Schools Chancellor Carmen Farina also announced that up to 200 schools would be exempted from city regulations and UFT contract restrictions to "innovate" in hiring decisions and programming decisions.

"The reality is we have done something historic," Farina said at one point, turning her head to UFT President Michael Mulgrew after the two shared a hug moments earlier.

"We've collaborated," she said.

"Yes we have," Mulgrew responded.

"We have communicated," Farina said.

"Yes, we have," he repeated with a nod.

"And now we're going to celebrate," Farina concluded.

"A little bit," Muglrew responded, giving a "so-so" gesture with his hand. "We've got work to do."

Mulgrew went on to praise de Blasio for standing by his promises after his election to put educators back in control of schools and collaborate with the union to come up with a fair deal.

"That is what we have done here today," he said.

The administration's agreement with the UFT overcomes the city's largest hurdle as proceeds in attempting to settle almost 150 contracts left unaddressed by the Bloomberg administration.
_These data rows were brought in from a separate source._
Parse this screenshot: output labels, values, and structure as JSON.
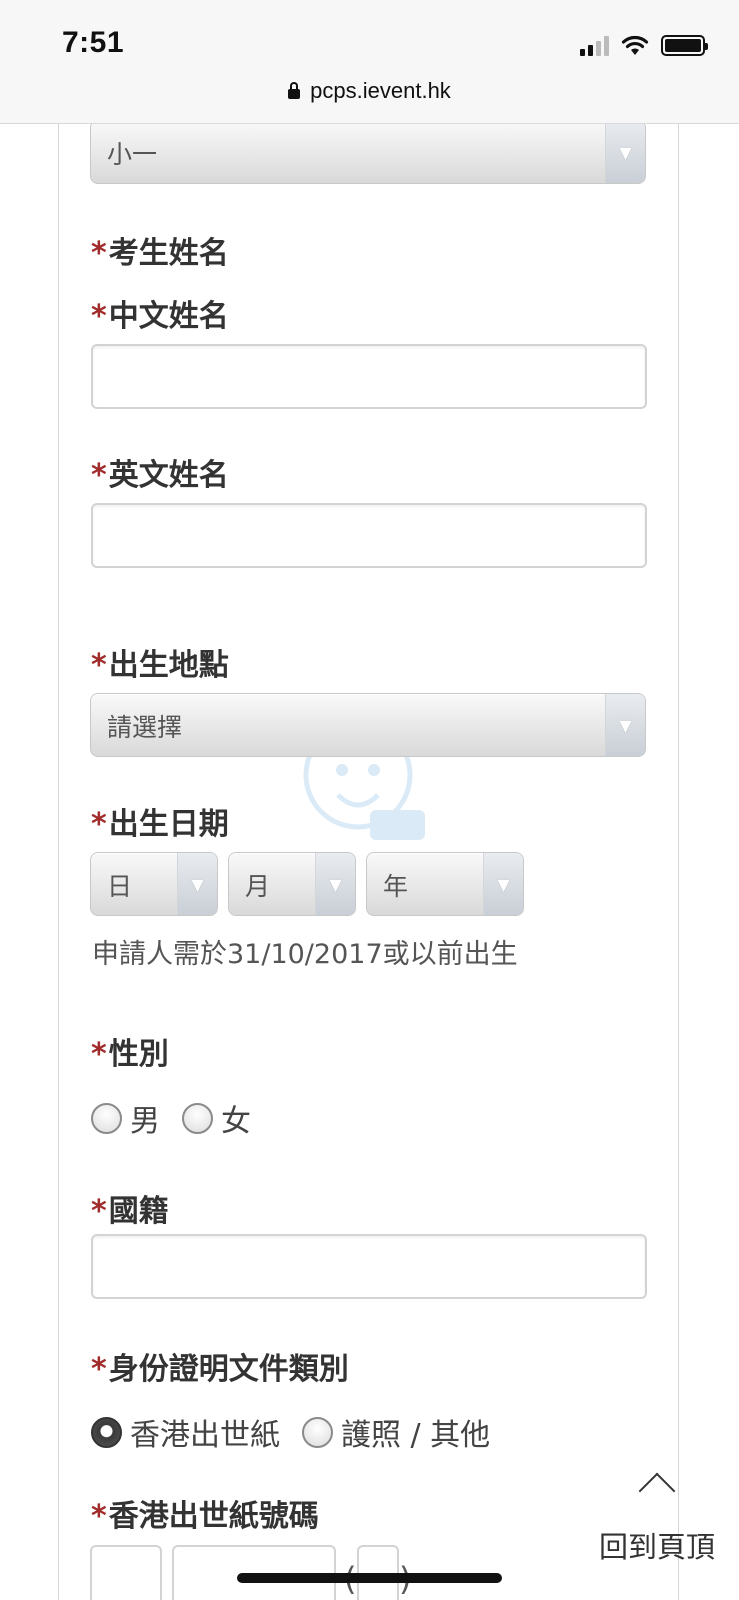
{
  "status_bar": {
    "time": "7:51"
  },
  "browser": {
    "url": "pcps.ievent.hk"
  },
  "form": {
    "grade_select": {
      "value": "小一"
    },
    "candidate_name_heading": "考生姓名",
    "chinese_name": {
      "label": "中文姓名",
      "value": ""
    },
    "english_name": {
      "label": "英文姓名",
      "value": ""
    },
    "birth_place": {
      "label": "出生地點",
      "value": "請選擇"
    },
    "birth_date": {
      "label": "出生日期",
      "day": "日",
      "month": "月",
      "year": "年",
      "hint": "申請人需於31/10/2017或以前出生"
    },
    "gender": {
      "label": "性別",
      "options": [
        "男",
        "女"
      ],
      "selected": null
    },
    "nationality": {
      "label": "國籍",
      "value": ""
    },
    "id_doc_type": {
      "label": "身份證明文件類別",
      "options": [
        "香港出世紙",
        "護照 / 其他"
      ],
      "selected": "香港出世紙"
    },
    "hk_birth_cert_no": {
      "label": "香港出世紙號碼",
      "open_paren": "(",
      "close_paren": ")"
    },
    "required_mark": "*"
  },
  "back_to_top": {
    "label": "回到頁頂"
  },
  "colors": {
    "required": "#a12b2b",
    "panel_border": "#d6d6d6"
  }
}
On Thursday afternoon, ahead of the UFT announcement, the NYC Patrolmen's Benevolent Association declared it had reached an impasse with its own negotiations with the city and would seek a mediator.

"Our officers are already among the lowest paid big-city police officers in the country, PBA President Patrick Lynch said in a statement. "Now the city wants us to take another three years with no raise and that is simply unacceptable."

The UFT agreement is now de Blasio's second contract settlement since taking office in January.

In February, the administration quietly offered the Law Enforcement Employees Benevolent Association retroactive raises and new benefits for 200 police officers with the Department of Environmental Protection.